O planeamento do local de inserção é crítico e requer a integração de informações radiográficas (CBCT pré-operatória ou pelo menos radiografias periapicais anguladas) com a avaliação clínica direta. Os locais interradiculares — o espaço entre as raízes adjacentes ao nível da mucosa queratinizada — são os mais comuns. Os espaços interradiculares seguros para a inserção de mini-implantes de diâmetro padrão foram medidos por diversos autores em amostras de CBCT: o espaço entre a raiz do segundo pré-molar superior e o primeiro molar superior ao nível da crista alveolar revela-se o mais seguro (espaço médio 3,8 ± 0,9 mm segundo Poggio et al., 2006), enquanto os espaços interradiculares inferiores posteriores são geralmente mais estreitos e exigem maior cautela.

A técnica de inserção pode ser transcortical com ou sem pré-perfuração. A pré-perfuração com broca de 0,9 mm na cortical densa — recomendada em locais com cortical espessa (>1,5 mm, tipicamente em áreas mandibulares) — reduz a força de inserção e o risco de fratura do mini-implante. Em locais com cortical fina (palato posterior, área da crista infrazigomática), a inserção direta sem pré-perfuração é geralmente preferível para maximizar o contacto metal-osso. A angulação ótima de inserção em relação ao plano oclusal varia: para locais interradiculares mandibulares posteriores, 30-40° de inclinação em direção à crista apicalmente; para locais interradiculares maxilares, 40-60°; para mini-implantes palatinos em zona mediana, perpendicular à cortical.

As aplicações clínicas principais dividem-se em três categorias.
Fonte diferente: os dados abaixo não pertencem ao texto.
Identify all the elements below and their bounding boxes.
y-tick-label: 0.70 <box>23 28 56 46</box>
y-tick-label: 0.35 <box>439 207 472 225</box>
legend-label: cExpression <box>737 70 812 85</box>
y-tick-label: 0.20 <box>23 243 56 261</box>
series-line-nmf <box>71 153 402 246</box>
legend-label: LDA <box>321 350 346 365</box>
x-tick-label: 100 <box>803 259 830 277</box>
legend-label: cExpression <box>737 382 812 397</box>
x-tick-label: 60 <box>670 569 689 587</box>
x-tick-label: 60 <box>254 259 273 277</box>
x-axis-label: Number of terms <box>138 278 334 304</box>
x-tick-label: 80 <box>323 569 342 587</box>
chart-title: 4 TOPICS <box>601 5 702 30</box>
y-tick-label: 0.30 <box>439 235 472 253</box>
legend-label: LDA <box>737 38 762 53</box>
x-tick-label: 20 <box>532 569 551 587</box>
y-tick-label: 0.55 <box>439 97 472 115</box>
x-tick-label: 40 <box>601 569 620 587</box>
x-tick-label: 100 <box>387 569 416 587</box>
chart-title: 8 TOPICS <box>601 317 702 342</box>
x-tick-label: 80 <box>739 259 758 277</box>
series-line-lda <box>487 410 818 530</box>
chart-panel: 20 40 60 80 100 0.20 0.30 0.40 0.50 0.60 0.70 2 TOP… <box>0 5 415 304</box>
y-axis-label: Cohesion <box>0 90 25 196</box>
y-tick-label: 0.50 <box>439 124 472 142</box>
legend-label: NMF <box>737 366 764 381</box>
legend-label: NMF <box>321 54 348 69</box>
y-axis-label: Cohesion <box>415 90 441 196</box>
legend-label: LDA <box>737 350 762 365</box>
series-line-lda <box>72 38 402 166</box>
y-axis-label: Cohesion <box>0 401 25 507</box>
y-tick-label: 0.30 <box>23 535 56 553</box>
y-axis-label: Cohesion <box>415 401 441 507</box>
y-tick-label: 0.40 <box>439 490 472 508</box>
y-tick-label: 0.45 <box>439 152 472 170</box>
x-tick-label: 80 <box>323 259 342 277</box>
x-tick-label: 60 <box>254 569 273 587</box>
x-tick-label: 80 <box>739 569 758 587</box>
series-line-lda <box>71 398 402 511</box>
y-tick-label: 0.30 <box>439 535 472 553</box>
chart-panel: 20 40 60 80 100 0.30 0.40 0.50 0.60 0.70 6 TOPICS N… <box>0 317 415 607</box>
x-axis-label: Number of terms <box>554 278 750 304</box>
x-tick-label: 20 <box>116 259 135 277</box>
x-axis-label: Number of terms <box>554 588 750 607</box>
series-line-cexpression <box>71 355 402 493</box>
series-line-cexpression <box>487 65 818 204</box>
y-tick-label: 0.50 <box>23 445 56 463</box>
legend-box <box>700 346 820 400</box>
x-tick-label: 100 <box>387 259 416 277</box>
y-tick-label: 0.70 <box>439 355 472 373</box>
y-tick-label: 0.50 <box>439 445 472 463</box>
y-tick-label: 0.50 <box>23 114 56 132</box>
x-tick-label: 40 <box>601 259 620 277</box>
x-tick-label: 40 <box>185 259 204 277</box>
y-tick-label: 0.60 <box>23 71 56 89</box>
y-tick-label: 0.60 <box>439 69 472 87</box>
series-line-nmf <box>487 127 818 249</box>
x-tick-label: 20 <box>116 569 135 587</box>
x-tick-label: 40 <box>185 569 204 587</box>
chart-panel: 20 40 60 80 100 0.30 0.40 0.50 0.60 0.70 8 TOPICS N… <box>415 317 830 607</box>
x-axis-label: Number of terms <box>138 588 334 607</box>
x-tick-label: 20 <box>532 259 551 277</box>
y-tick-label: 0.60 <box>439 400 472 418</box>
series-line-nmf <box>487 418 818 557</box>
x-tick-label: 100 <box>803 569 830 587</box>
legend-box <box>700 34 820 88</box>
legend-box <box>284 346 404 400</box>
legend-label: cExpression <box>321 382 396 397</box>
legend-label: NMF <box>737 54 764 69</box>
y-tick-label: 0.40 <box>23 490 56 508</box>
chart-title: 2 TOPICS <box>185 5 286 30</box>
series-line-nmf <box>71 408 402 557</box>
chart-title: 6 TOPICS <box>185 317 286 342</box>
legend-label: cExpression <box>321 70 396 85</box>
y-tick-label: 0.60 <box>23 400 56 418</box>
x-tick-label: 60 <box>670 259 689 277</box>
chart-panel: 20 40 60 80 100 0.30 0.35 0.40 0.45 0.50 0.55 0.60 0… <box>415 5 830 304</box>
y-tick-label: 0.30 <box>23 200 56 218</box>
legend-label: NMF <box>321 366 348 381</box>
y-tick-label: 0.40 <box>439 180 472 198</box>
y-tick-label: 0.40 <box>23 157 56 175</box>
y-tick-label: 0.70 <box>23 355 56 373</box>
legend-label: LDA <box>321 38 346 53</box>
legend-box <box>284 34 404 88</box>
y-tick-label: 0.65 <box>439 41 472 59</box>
Intrusão direta: o TAD é posicionado aproximadamente ao nível do centro de resistência do dente ou segmento-alvo, e a força de intrusão é aplicada diretamente pelo mini-implante. A intrusão dos incisivos superiores para redução do sorriso gengival (gummy smile) com TADs palatinos anteriores é uma aplicação consolidada com excelente previsibilidade. Distalização: através de cadeia elástica ou molas de NiTi entre o TAD e um gancho no arco, obtém-se distalização do segmento posterior sem efeitos reativos nos anteriores. Correção de assimetrias dentárias: usando TADs bilaterais com forças diferenciais, é possível corrigir assimetrias dentárias sem assimetria de extração ou mecânicas complexas.

A taxa de sucesso dos mini-implantes — definida como estabilidade durante toda a duração do tratamento sem necessidade de reinserção — varia entre 75% e 92% na literatura, com fatores preditivos negativos identificados em: inserção em mucosa alveolar móvel (vs. queratinizada), distância à raiz <0,5 mm, higiene oral deficiente (placa bacteriana em torno da cabeça), espessura cortical <0,5 mm. A gestão do paciente deve incluir instruções precisas para a limpeza da cabeça do mini-implante com escovilhão e clorexidina a 0,12%, e protocolo de controlo a cada 4-6 semanas.